On a regular basis I lament the decision I made when voting for alderman of my ward because of how much he has let me down. The only promise he seems to have delivered on is that the Wilson Red Line station will be rehabbed. The problem with this lament is that he didn't seem nearly as bad of a decision as the opponent.

Politics in not only Illinois but also America has shifted to a decision between the lesser of two evils. Sure, we might not like one candidate, but the other candidate seems like they would be slightly less awful.

I could have voted for Obama, but why vote for someone who has disappointed me? The problem is that had I voted in the Iowa General Election in 2010, I would have voted for a gubernatorial candidate I am currently angry at because the governor at the time had really let me down. Maybe the only result for elections right now for some of us is to eventually feel disappointed, unless we voted for someone we lost.

The system with voting seems broken.

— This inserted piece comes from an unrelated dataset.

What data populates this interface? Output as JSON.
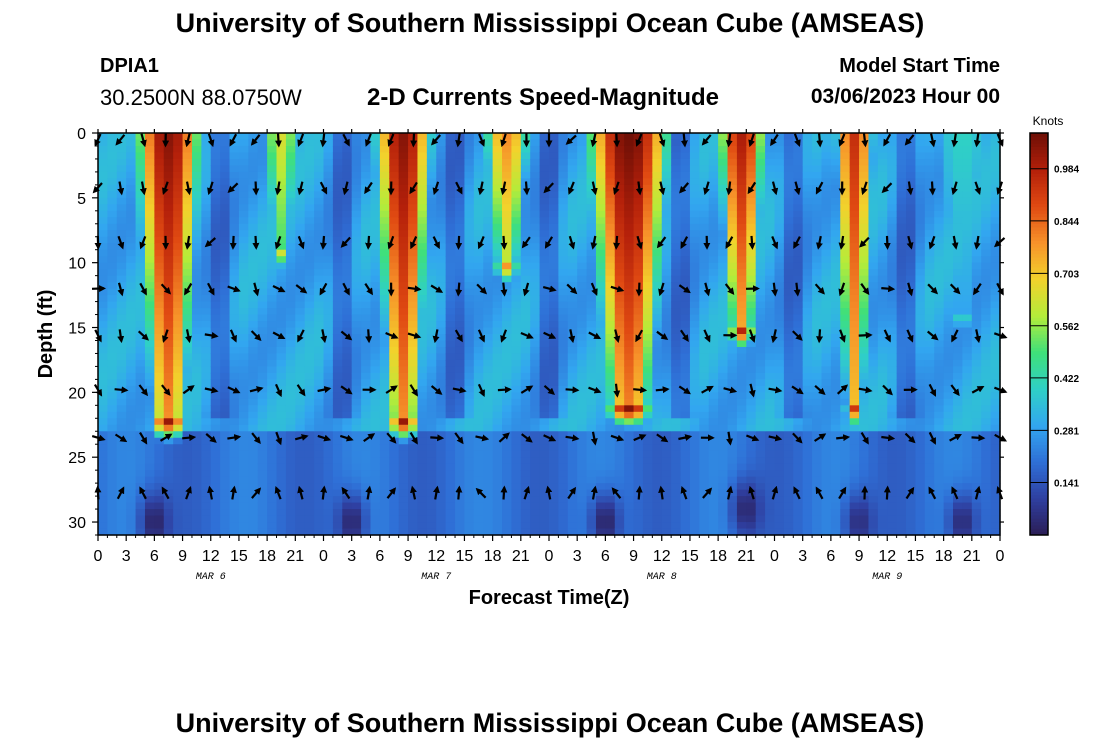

Not that many seem to care or are cynical about the process. For many it seems like they could vote, but they would seem just as voiceless if they didn't vote.

This, unfortunately, is how I felt this morning when I woke up. I want representatives that have chutzpah and the guts to stick to their convictions, not those that will buckle to criticism or the feeling that they must conform.

Yet I exhaled deeply and filled in the arrows on my Democratic ballot this morning, doing what is my civic duty while feeling heavy-hearted.